Adrian Berry, based on Charles Dickens' story
Jacksons Lane Theatre
(2008)

Publicity photo

This updated version of Dicken's classic makes Ebenezer Scrooge a property developer in a town called Highgate intent on replacing a north London theatre that has been converted from a church with a shopping complex. That sounds like a story line making this theatre the Tiny Tim of Adrian Berry's reworking of Charles Dickens's tale - an appropriate idea when it is struggling following loss of a large chunk of its funding - but it is nothing of the kind, though it is a very free adaptation. A couple of years back at Tunbridge Wells, with several of the same cast, Berry did an earlier version with Scrooge in cowboy boots and Stetson. This time Andy Fox plays him as a ruthless Rachmann-like landlord and property tycoon with a past that includes a youthful romance in Barcelona and an abandoned flamenco-dancer wife and child.

There are still four ghosts: Richard Albrecht's white-faced, white-suited spectral Jacob Marley, Christmas Present (Tamsin Shasha in Mrs Steel's Avenger's leather descending from above with some stylish lisse-work), Christmas Past and Christmas Future and a puppetry Tiny Tim.

For some reason I can't fathom there is a prologue with a child being told the story by her grandmother. Grandma is a Bunraku piece of puppetry that needs a lot more rehearsal to make it work with a voice recorded by Meera Syal, but full marks to Mashana Kahn for making the little girl's conversation with a recording real.

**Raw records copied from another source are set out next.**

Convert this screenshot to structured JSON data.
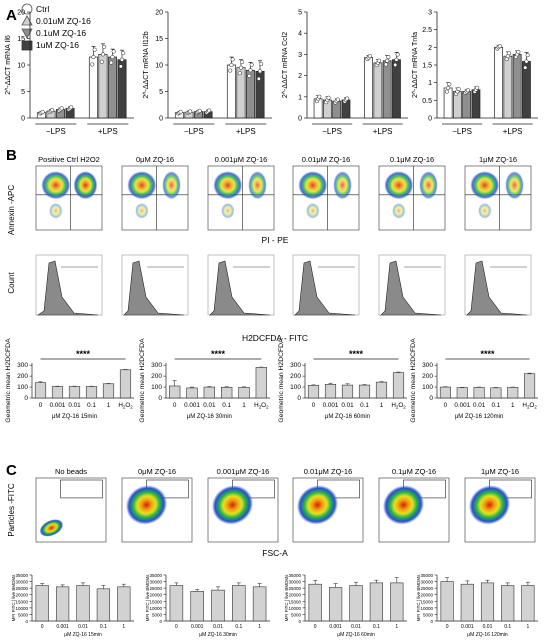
{
  "panel_labels": {
    "a": "A",
    "b": "B",
    "c": "C"
  },
  "legend": [
    {
      "label": "Ctrl",
      "shape": "circle",
      "color": "#ffffff"
    },
    {
      "label": "0.01uM ZQ-16",
      "shape": "triangle-up",
      "color": "#d0d0d0"
    },
    {
      "label": "0.1uM ZQ-16",
      "shape": "triangle-down",
      "color": "#8f8f8f"
    },
    {
      "label": "1uM ZQ-16",
      "shape": "square",
      "color": "#404040"
    }
  ],
  "flow_b": {
    "titles": [
      "Positive Ctrl H2O2",
      "0μM ZQ-16",
      "0.001μM ZQ-16",
      "0.01μM ZQ-16",
      "0.1μM ZQ-16",
      "1μM ZQ-16"
    ],
    "ylabel": "Annexin -APC",
    "xlabel": "PI - PE"
  },
  "hist_b": {
    "ylabel": "Count",
    "xlabel": "H2DCFDA - FITC"
  },
  "flow_c": {
    "titles": [
      "No beads",
      "0μM ZQ-16",
      "0.001μM ZQ-16",
      "0.01μM ZQ-16",
      "0.1μM ZQ-16",
      "1μM ZQ-16"
    ],
    "ylabel": "Particles -FITC",
    "xlabel": "FSC-A"
  },
  "chart_data": [
    {
      "type": "bar",
      "panel": "A",
      "ylabel": "2^-ΔΔCT mRNA Il6",
      "groups": [
        "−LPS",
        "+LPS"
      ],
      "yticks": [
        0,
        5,
        10,
        15,
        20
      ],
      "ylim": [
        0,
        20
      ],
      "series": [
        {
          "name": "Ctrl",
          "values": [
            1.0,
            11.5
          ],
          "err": [
            0.2,
            2.0
          ]
        },
        {
          "name": "0.01uM ZQ-16",
          "values": [
            1.3,
            12.0
          ],
          "err": [
            0.3,
            2.0
          ]
        },
        {
          "name": "0.1uM ZQ-16",
          "values": [
            1.6,
            11.5
          ],
          "err": [
            0.3,
            1.5
          ]
        },
        {
          "name": "1uM ZQ-16",
          "values": [
            1.8,
            11.0
          ],
          "err": [
            0.3,
            1.8
          ]
        }
      ]
    },
    {
      "type": "bar",
      "panel": "A",
      "ylabel": "2^-ΔΔCT mRNA Il12b",
      "groups": [
        "−LPS",
        "+LPS"
      ],
      "yticks": [
        0,
        5,
        10,
        15,
        20
      ],
      "ylim": [
        0,
        20
      ],
      "series": [
        {
          "name": "Ctrl",
          "values": [
            1.0,
            10.0
          ],
          "err": [
            0.2,
            1.5
          ]
        },
        {
          "name": "0.01uM ZQ-16",
          "values": [
            1.1,
            9.5
          ],
          "err": [
            0.2,
            1.5
          ]
        },
        {
          "name": "0.1uM ZQ-16",
          "values": [
            1.2,
            9.0
          ],
          "err": [
            0.2,
            1.5
          ]
        },
        {
          "name": "1uM ZQ-16",
          "values": [
            1.2,
            8.8
          ],
          "err": [
            0.3,
            2.0
          ]
        }
      ]
    },
    {
      "type": "bar",
      "panel": "A",
      "ylabel": "2^-ΔΔCT mRNA Ccl2",
      "groups": [
        "−LPS",
        "+LPS"
      ],
      "yticks": [
        0,
        1,
        2,
        3,
        4,
        5
      ],
      "ylim": [
        0,
        5
      ],
      "series": [
        {
          "name": "Ctrl",
          "values": [
            0.9,
            2.85
          ],
          "err": [
            0.15,
            0.1
          ]
        },
        {
          "name": "0.01uM ZQ-16",
          "values": [
            0.85,
            2.6
          ],
          "err": [
            0.15,
            0.15
          ]
        },
        {
          "name": "0.1uM ZQ-16",
          "values": [
            0.8,
            2.7
          ],
          "err": [
            0.1,
            0.25
          ]
        },
        {
          "name": "1uM ZQ-16",
          "values": [
            0.85,
            2.75
          ],
          "err": [
            0.1,
            0.35
          ]
        }
      ]
    },
    {
      "type": "bar",
      "panel": "A",
      "ylabel": "2^-ΔΔCT mRNA Tnfa",
      "groups": [
        "−LPS",
        "+LPS"
      ],
      "yticks": [
        0.0,
        0.5,
        1.0,
        1.5,
        2.0,
        2.5,
        3.0
      ],
      "ylim": [
        0,
        3
      ],
      "series": [
        {
          "name": "Ctrl",
          "values": [
            0.85,
            2.0
          ],
          "err": [
            0.15,
            0.05
          ]
        },
        {
          "name": "0.01uM ZQ-16",
          "values": [
            0.75,
            1.75
          ],
          "err": [
            0.1,
            0.12
          ]
        },
        {
          "name": "0.1uM ZQ-16",
          "values": [
            0.75,
            1.8
          ],
          "err": [
            0.05,
            0.1
          ]
        },
        {
          "name": "1uM ZQ-16",
          "values": [
            0.8,
            1.6
          ],
          "err": [
            0.08,
            0.25
          ]
        }
      ]
    },
    {
      "type": "bar",
      "panel": "B",
      "ylabel": "Geometric mean H2DCFDA",
      "xlabel": "μM ZQ-16 15min",
      "categories": [
        "0",
        "0.001",
        "0.01",
        "0.1",
        "1",
        "H2O2"
      ],
      "values": [
        140,
        105,
        105,
        105,
        130,
        258
      ],
      "err": [
        8,
        3,
        3,
        3,
        3,
        3
      ],
      "yticks": [
        0,
        100,
        200,
        300
      ],
      "ylim": [
        0,
        320
      ],
      "significance": "****"
    },
    {
      "type": "bar",
      "panel": "B",
      "ylabel": "Geometric mean H2DCFDA",
      "xlabel": "μM ZQ-16 30min",
      "categories": [
        "0",
        "0.001",
        "0.01",
        "0.1",
        "1",
        "H2O2"
      ],
      "values": [
        110,
        92,
        100,
        98,
        97,
        280
      ],
      "err": [
        50,
        8,
        5,
        5,
        5,
        3
      ],
      "yticks": [
        0,
        100,
        200,
        300
      ],
      "ylim": [
        0,
        320
      ],
      "significance": "****"
    },
    {
      "type": "bar",
      "panel": "B",
      "ylabel": "Geometric mean H2DCFDA",
      "xlabel": "μM ZQ-16 60min",
      "categories": [
        "0",
        "0.001",
        "0.01",
        "0.1",
        "1",
        "H2O2"
      ],
      "values": [
        115,
        125,
        118,
        118,
        145,
        232
      ],
      "err": [
        5,
        10,
        12,
        5,
        5,
        5
      ],
      "yticks": [
        0,
        100,
        200,
        300
      ],
      "ylim": [
        0,
        320
      ],
      "significance": "****"
    },
    {
      "type": "bar",
      "panel": "B",
      "ylabel": "Geometric mean H2DCFDA",
      "xlabel": "μM ZQ-16 120min",
      "categories": [
        "0",
        "0.001",
        "0.01",
        "0.1",
        "1",
        "H2O2"
      ],
      "values": [
        100,
        95,
        97,
        93,
        97,
        222
      ],
      "err": [
        3,
        3,
        3,
        3,
        3,
        5
      ],
      "yticks": [
        0,
        100,
        200,
        300
      ],
      "ylim": [
        0,
        320
      ],
      "significance": "****"
    },
    {
      "type": "bar",
      "panel": "C",
      "ylabel": "MFI FITC | live BMDMs",
      "xlabel": "μM ZQ-16 15min",
      "categories": [
        "0",
        "0.001",
        "0.01",
        "0.1",
        "1"
      ],
      "values": [
        27000,
        26000,
        27000,
        24500,
        26000
      ],
      "err": [
        1500,
        1500,
        2000,
        2500,
        2000
      ],
      "yticks": [
        0,
        5000,
        10000,
        15000,
        20000,
        25000,
        30000,
        35000
      ],
      "ylim": [
        0,
        35000
      ]
    },
    {
      "type": "bar",
      "panel": "C",
      "ylabel": "MFI FITC | live BMDMs",
      "xlabel": "μM ZQ-16 30min",
      "categories": [
        "0",
        "0.001",
        "0.01",
        "0.1",
        "1"
      ],
      "values": [
        27000,
        22500,
        23500,
        27000,
        26000
      ],
      "err": [
        2000,
        1500,
        2500,
        2000,
        2500
      ],
      "yticks": [
        0,
        5000,
        10000,
        15000,
        20000,
        25000,
        30000,
        35000
      ],
      "ylim": [
        0,
        35000
      ]
    },
    {
      "type": "bar",
      "panel": "C",
      "ylabel": "MFI FITC | live BMDMs",
      "xlabel": "μM ZQ-16 60min",
      "categories": [
        "0",
        "0.001",
        "0.01",
        "0.1",
        "1"
      ],
      "values": [
        28000,
        25500,
        27000,
        29000,
        29000
      ],
      "err": [
        3000,
        3000,
        2500,
        2000,
        4000
      ],
      "yticks": [
        0,
        5000,
        10000,
        15000,
        20000,
        25000,
        30000,
        35000
      ],
      "ylim": [
        0,
        35000
      ]
    },
    {
      "type": "bar",
      "panel": "C",
      "ylabel": "MFI FITC | live BMDMs",
      "xlabel": "μM ZQ-16 120min",
      "categories": [
        "0",
        "0.001",
        "0.01",
        "0.1",
        "1"
      ],
      "values": [
        30000,
        28000,
        29000,
        27000,
        27000
      ],
      "err": [
        3000,
        2500,
        2000,
        2000,
        2500
      ],
      "yticks": [
        0,
        5000,
        10000,
        15000,
        20000,
        25000,
        30000,
        35000
      ],
      "ylim": [
        0,
        35000
      ]
    }
  ]
}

After that opening the crude caricatures of a chorus number for street people made me dread what might be to come and at first clashed with Lizzie Wort and Gordon Warnecke's very naturalistic portrayal of Bob and Mrs Cratchit. However, the energy of a hard-working cast and the enthusiastic support of the audience won me over and with Fox's Scrooge, complete with rhyming doggerel, bridging the two styles and some clever directorial touches such as a shadow sequence for Christmas Past and a woman to whom Scrooge gives money rushing straight off to the boozer to add a suggestion of real life, the production puts its black and white moral message over. What is missing is the detail with which Dickens presents his characters and their situations. You have to take this show with the Christmas spirit in which old Ebenezer is at first so sadly lacking.